While the present invention is primarily directed to dipole antenna
tab structures, it should be appreciated by those in the art that
some of the techniques may be equally applicable to a single tab 40
arrangement or an arrangement having more than two tabs 40A,
40B.
[0040] The present invention focuses on techniques to manufacture
these wireless communication devices 10. There are several
different aspects to the manufacturing process. The first is
properly positioning the wireless communication chip 30 for later
processing, and is discussed in the chip positioning section below.
The second is the creation of the tabs 40 that form the antenna 60,
addressed in a separate section below. The last is the merging of
the chip 30 with the antenna 60 to form the wireless communication
device 10, discussed in the mounting techniques section below.
Chip Positioning Techniques
[0041] FIG. 2 illustrates an exemplary carrier tape 100 comprising
an adhesive sealing layer 102 and a container layer 104. Container
layer 104 comprises a plurality of containers or pockets 106 having
wireless communication chips 30 disposed therein. Carrier tape 100
may be made from any number of materials and is available from a
number of manufacturers, such as Tek Pak. Details can be found at
www.tekpak.com. Adhesive sealing layer 102 initially seals the
chips 30 within the containers 106, protecting them from
environmental vagaries. Subsequently, when desired, adhesive
sealing layer 102 peels off of container layer 104, leaving the
contents of the containers 106 exposed for further processing.
[0042] There are two specifically contemplated techniques to remove
the chips 30 from the carrier tape 100 for later mounting on the
wireless communication device 10. Other techniques are also
contemplated to enable the roll-to-roll continuous automation
process of the present invention.
[0043] A first technique is illustrated in FIG. 3. Chip positioning
system 110 comprises a waste roller 112, a first roller 114, and a
second roller 116. Carrier tape 100 is fed to rollers 114, 116
simultaneously with an adhesive line 118. Waste roller 112 wraps
adhesive sealing layer 102 therearound, exposing chips 30 within
the containers 106 (FIG. 1). Rollers 114, 116 may be oval shaped
and rotate at a frequency so as to space chips 30 appropriately on
adhesive line 118. The proximity of the roller 114 to roller 116
pushes the chip 30 out of the container 106 and to the sticky
surface of the adhesive line 118. This removes the chip 30 from the
container 106 and allows the adhesive line 118 with the chips 30 to
be passed downstream for further processing.

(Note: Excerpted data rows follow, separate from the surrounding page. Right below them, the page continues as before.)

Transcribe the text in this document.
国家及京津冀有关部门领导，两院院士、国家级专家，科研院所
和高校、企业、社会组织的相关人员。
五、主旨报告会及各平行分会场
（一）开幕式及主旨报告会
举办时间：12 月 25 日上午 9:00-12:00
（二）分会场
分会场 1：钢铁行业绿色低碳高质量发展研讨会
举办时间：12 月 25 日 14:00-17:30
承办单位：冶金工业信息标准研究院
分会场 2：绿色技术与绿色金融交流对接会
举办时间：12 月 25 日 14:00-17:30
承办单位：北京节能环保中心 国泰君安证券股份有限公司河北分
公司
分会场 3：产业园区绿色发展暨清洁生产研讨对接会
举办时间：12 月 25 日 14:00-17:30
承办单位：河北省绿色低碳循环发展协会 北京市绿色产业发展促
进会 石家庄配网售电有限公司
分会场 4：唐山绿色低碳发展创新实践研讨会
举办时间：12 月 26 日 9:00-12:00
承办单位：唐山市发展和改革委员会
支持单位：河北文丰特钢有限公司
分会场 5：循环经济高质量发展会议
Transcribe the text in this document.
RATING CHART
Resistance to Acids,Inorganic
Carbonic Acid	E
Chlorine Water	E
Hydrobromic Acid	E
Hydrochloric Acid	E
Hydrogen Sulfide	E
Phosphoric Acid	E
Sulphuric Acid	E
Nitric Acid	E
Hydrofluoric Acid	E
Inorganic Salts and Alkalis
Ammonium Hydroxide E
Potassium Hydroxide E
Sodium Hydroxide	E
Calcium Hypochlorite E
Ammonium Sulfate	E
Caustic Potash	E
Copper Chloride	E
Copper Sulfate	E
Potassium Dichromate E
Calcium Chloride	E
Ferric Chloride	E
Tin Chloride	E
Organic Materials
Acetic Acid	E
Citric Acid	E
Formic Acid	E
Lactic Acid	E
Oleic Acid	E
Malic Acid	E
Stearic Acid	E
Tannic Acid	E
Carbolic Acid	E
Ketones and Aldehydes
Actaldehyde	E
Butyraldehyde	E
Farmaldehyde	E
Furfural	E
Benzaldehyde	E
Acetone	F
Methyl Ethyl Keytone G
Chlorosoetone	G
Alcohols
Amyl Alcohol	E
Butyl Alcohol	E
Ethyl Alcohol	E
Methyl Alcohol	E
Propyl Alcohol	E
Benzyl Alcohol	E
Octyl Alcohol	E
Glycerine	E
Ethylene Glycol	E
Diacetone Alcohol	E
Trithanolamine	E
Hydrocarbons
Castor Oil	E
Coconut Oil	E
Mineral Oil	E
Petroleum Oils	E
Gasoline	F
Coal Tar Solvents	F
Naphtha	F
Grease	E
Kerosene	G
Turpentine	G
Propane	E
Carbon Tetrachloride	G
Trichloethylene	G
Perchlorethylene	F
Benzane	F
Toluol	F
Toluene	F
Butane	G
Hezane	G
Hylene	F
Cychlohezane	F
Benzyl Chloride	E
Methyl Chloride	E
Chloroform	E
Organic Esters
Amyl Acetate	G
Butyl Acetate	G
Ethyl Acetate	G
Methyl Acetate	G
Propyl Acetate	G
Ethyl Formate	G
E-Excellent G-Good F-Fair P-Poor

[0044] A second technique is illustrated in FIGS. 4 and 5. As
illustrated in FIG. 4, chip positioning system 110A comprises a
waste roller 112, a toothed roller 120 having teeth 122 and may
have an optional second roller (not shown) comparable to second
roller 116. Carrier tape 100 is fed to the roller 120 with waste
roller 112 removing the adhesive sealing layer 102 as previously
described. Now with reference to FIG. 5, wherein a more detailed
view of the interface between the teeth 122, the containers 106,
the chips 30, and the adhesive line 118 is illustrated, it can be
seen that a tooth 122 pushes through the floor 105 of the container
106, pushing chip 30 upwardly to contact the adhesive line 118.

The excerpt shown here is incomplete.